Strong anisotropy in surface kinetic roughening: analysis and experiments

TL;DR

This paper experimentally investigates anisotropic surface kinetic roughening in silicon surfaces subjected to ion-beam sputtering, confirming the applicability of a recently proposed anisotropic scaling Ansatz for analyzing surface roughness.

Contribution

It validates a new anisotropic scaling framework for surface roughness analysis through experimental data on silicon surfaces, enhancing understanding of anisotropic kinetic roughening.

Findings

Confirmation of strong anisotropic roughening in experiments

Validation of the anisotropic scaling Ansatz for 2D surface observables

Identification of measurement issues affecting anisotropic scaling assessment

Abstract

We report an experimental assessment of surface kinetic roughening properties that are anisotropic in space. Working for two specific instances of silicon surfaces irradiated by ion-beam sputtering under diverse conditions (with and without concurrent metallic impurity codeposition), we verify the predictions and consistency of a recently proposed scaling Ansatz for surface observables like the two-dimensional (2D) height Power Spectral Density (PSD). In contrast with other formulations, this Ansatz is naturally tailored to the study of two-dimensional surfaces, and allows to readily explore the implications of anisotropic scaling for other observables, such as real-space correlation functions and PSD functions for 1D profiles of the surface.
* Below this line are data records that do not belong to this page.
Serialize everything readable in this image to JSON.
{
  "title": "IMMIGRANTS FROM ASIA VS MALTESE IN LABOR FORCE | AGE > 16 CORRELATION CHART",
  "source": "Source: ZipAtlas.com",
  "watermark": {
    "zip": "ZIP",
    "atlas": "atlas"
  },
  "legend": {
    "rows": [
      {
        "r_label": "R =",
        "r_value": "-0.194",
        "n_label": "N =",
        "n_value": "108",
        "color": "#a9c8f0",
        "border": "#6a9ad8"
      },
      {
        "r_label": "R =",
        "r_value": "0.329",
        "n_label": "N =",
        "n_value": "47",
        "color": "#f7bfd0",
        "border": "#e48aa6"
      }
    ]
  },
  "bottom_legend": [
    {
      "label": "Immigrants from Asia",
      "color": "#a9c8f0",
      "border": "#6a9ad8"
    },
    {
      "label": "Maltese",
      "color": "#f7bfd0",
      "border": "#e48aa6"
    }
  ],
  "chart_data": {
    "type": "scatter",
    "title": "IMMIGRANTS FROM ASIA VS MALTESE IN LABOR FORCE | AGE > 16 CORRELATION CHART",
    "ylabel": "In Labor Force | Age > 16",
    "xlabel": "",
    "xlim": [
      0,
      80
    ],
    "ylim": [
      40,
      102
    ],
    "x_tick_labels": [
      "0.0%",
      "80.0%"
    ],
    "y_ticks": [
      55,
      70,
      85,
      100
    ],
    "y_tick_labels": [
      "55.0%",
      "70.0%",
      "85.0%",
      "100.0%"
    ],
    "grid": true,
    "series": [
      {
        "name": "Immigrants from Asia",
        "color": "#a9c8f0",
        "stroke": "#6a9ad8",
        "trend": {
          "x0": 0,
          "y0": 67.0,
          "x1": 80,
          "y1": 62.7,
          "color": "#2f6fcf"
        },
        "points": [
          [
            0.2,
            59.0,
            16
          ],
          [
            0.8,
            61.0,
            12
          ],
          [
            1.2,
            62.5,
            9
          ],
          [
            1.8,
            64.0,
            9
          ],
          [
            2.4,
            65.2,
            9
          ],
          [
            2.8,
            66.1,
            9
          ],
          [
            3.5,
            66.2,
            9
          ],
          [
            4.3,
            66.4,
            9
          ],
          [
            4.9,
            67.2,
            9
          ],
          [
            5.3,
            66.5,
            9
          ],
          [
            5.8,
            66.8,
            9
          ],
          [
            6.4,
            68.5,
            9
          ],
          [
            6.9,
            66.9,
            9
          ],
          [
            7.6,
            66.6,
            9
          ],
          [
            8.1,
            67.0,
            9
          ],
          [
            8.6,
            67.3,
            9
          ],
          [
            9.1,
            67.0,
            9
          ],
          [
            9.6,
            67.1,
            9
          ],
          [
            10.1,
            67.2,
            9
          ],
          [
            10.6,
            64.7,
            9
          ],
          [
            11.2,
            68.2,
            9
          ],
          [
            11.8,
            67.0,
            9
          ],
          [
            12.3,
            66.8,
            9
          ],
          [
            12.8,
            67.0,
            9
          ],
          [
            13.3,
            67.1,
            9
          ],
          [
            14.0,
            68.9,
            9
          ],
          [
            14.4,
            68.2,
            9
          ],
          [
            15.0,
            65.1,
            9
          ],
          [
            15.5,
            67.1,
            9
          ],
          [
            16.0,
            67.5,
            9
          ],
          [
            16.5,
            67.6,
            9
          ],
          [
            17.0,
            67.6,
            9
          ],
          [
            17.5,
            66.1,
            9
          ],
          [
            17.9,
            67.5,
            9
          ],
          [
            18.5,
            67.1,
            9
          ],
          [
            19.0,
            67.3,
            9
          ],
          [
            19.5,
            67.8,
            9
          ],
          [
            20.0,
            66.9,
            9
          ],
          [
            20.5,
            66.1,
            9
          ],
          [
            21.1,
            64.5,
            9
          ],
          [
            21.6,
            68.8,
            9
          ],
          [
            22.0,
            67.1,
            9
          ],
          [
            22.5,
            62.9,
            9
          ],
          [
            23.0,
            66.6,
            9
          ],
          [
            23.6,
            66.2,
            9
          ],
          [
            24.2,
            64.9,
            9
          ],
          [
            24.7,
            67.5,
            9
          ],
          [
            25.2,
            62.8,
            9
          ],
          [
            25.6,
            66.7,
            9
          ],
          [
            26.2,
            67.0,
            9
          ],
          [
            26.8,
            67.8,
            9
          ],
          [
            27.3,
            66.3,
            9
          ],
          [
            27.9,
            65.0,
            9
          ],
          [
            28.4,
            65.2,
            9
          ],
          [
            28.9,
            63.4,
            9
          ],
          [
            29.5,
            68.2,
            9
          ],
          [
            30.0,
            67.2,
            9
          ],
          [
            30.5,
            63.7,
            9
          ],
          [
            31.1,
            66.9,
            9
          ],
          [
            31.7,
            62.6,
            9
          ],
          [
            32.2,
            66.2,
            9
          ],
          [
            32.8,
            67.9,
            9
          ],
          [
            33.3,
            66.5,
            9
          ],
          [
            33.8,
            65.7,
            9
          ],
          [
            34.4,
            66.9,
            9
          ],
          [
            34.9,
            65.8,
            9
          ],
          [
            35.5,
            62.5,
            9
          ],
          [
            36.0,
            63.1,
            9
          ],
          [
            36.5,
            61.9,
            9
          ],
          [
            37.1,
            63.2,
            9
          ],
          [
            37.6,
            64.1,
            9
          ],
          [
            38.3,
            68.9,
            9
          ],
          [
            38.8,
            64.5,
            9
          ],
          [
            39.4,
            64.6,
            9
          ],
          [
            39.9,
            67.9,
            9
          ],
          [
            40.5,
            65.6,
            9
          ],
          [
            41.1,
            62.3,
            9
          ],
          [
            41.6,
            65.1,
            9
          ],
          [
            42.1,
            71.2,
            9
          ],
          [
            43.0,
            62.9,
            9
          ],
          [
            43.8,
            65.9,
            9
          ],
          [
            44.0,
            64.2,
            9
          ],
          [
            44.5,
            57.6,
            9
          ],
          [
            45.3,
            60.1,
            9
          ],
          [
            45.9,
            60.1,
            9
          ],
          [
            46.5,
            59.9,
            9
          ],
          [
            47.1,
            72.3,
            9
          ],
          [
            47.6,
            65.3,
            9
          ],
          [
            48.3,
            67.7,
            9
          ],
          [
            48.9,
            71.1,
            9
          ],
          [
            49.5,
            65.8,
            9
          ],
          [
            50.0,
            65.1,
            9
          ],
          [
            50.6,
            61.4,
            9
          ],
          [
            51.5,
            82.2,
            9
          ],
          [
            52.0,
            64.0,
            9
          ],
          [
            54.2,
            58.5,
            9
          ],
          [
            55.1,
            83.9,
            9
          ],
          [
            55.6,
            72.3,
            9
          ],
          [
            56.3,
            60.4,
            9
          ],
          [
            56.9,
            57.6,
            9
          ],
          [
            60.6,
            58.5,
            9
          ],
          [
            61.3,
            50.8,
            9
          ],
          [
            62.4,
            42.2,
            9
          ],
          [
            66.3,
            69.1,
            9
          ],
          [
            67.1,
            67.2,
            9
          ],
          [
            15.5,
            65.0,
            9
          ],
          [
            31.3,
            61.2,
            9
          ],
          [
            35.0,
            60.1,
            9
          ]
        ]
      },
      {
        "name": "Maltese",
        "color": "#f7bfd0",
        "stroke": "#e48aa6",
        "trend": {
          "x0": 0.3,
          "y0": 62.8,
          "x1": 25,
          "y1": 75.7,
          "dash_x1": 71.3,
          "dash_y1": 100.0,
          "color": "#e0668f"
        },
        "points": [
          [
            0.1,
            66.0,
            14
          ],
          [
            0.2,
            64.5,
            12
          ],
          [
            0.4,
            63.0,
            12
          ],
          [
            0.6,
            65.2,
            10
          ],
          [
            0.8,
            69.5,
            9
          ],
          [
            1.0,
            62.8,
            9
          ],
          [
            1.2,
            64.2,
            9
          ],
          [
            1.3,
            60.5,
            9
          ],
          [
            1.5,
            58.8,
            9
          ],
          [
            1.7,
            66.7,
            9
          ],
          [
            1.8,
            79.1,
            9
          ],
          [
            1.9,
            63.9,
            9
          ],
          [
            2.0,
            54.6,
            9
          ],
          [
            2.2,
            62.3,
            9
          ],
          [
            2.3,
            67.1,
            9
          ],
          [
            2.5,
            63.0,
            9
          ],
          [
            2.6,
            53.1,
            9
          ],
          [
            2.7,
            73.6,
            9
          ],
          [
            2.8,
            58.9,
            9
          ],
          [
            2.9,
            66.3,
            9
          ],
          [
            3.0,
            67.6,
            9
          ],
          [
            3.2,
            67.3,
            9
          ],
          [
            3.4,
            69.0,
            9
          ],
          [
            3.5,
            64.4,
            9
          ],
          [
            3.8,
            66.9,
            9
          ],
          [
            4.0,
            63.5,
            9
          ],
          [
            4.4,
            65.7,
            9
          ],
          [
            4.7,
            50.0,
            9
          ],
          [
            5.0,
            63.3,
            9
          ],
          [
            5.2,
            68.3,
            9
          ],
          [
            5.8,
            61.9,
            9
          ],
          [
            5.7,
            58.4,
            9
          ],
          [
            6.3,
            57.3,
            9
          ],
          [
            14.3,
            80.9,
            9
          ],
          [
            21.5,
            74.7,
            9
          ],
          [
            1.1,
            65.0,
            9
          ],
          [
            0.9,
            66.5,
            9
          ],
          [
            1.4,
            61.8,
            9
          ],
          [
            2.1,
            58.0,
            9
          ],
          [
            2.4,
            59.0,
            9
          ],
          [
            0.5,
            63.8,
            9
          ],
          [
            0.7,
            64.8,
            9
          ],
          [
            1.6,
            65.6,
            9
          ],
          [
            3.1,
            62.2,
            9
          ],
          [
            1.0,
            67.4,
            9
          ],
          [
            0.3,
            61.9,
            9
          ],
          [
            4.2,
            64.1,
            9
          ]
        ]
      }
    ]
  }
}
Our results confirm that there are indeed actual experimental systems whose kinetic roughening is strongly anisotropic, as consistently described by this scaling analysis. In the light of our work, some types of experimental measurements are seen to be more affected by issues like finite space resolution effects, etc. that may hinder a clear-cut assessment of strongly anisotropic scaling in the present and other practical contexts.